Trials of the world’s first anti-ageing drug are set to start in 2016, potentially paving the way for humans to live until they reach 120 years old.

The common diabetes drug metformin has already been proven to prolong the life of animals and has been approved by the Food and Drug Administration (FDA) in the U.S for human clinical trials starting next year.

If successful, it could spell the end of diseases associated with ageing such as Alzheimer’s and Parkinson’s.

If the drug was to prove successful in humans, it could effectively mark the beginning of a new era of medicine where ageing itself is treated with medication, rather than specific conditions.

Slowing down the ageing process would theoretically slow down any associated diseases, say experts.

This could potentially raise life expectancy, up to 120, it is claimed.

The drug being tested - metformin - costs just 10p a day.

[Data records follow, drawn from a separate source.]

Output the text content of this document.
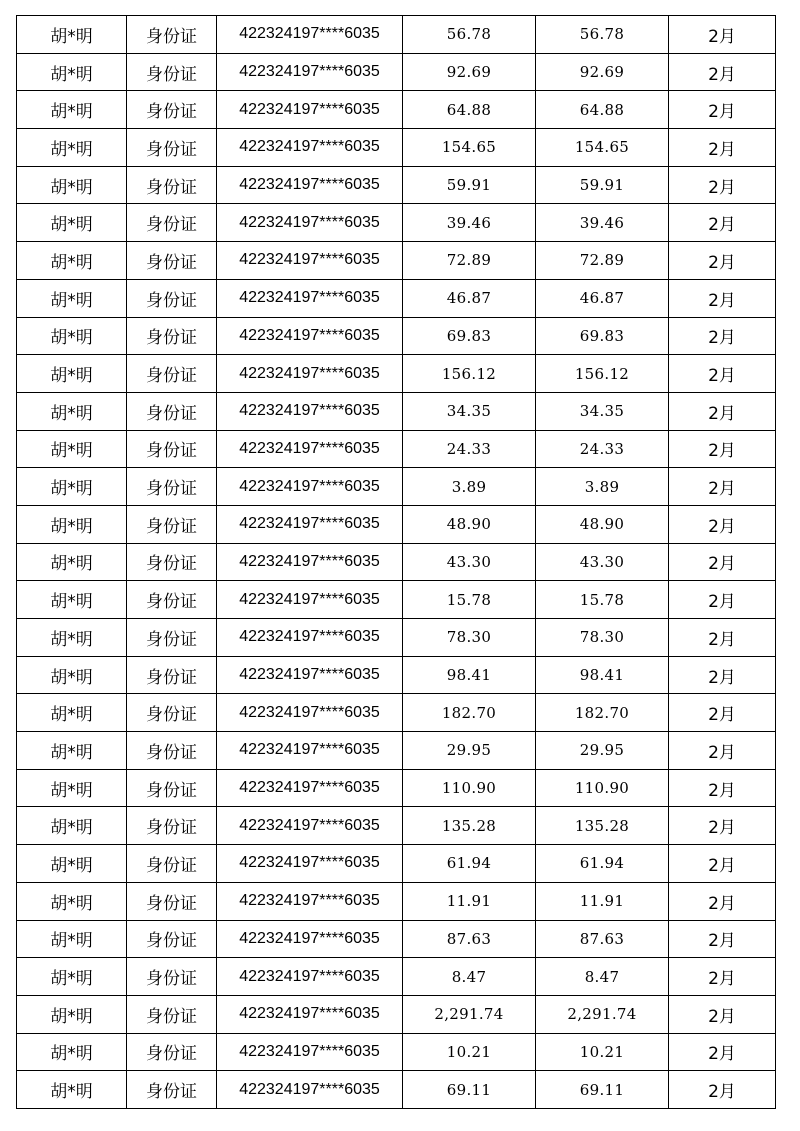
胡*明	身份证	422324197****6035	56.78	56.78	2月
胡*明	身份证	422324197****6035	92.69	92.69	2月
胡*明	身份证	422324197****6035	64.88	64.88	2月
胡*明	身份证	422324197****6035	154.65	154.65	2月
胡*明	身份证	422324197****6035	59.91	59.91	2月
胡*明	身份证	422324197****6035	39.46	39.46	2月
胡*明	身份证	422324197****6035	72.89	72.89	2月
胡*明	身份证	422324197****6035	46.87	46.87	2月
胡*明	身份证	422324197****6035	69.83	69.83	2月
胡*明	身份证	422324197****6035	156.12	156.12	2月
胡*明	身份证	422324197****6035	34.35	34.35	2月
胡*明	身份证	422324197****6035	24.33	24.33	2月
胡*明	身份证	422324197****6035	3.89	3.89	2月
胡*明	身份证	422324197****6035	48.90	48.90	2月
胡*明	身份证	422324197****6035	43.30	43.30	2月
胡*明	身份证	422324197****6035	15.78	15.78	2月
胡*明	身份证	422324197****6035	78.30	78.30	2月
胡*明	身份证	422324197****6035	98.41	98.41	2月
胡*明	身份证	422324197****6035	182.70	182.70	2月
胡*明	身份证	422324197****6035	29.95	29.95	2月
胡*明	身份证	422324197****6035	110.90	110.90	2月
胡*明	身份证	422324197****6035	135.28	135.28	2月
胡*明	身份证	422324197****6035	61.94	61.94	2月
胡*明	身份证	422324197****6035	11.91	11.91	2月
胡*明	身份证	422324197****6035	87.63	87.63	2月
胡*明	身份证	422324197****6035	8.47	8.47	2月
胡*明	身份证	422324197****6035	2,291.74	2,291.74	2月
胡*明	身份证	422324197****6035	10.21	10.21	2月
胡*明	身份证	422324197****6035	69.11	69.11	2月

Describing the process as ‘revolutionary’, study advisor Professor Gordon Lithgow of the Buck Institute for Research on Ageing in California said:

“I have been doing research into ageing for 25 years and the idea that we would be talking about a clinical trial in humans for an anti-ageing drug would have been though inconceivable.

“But there is every reason to believe it’s possible. The future is taking the biology that we’ve now developed and applying it to humans. 20 years ago ageing was a biological mystery. Now we are starting to understand what is going on.”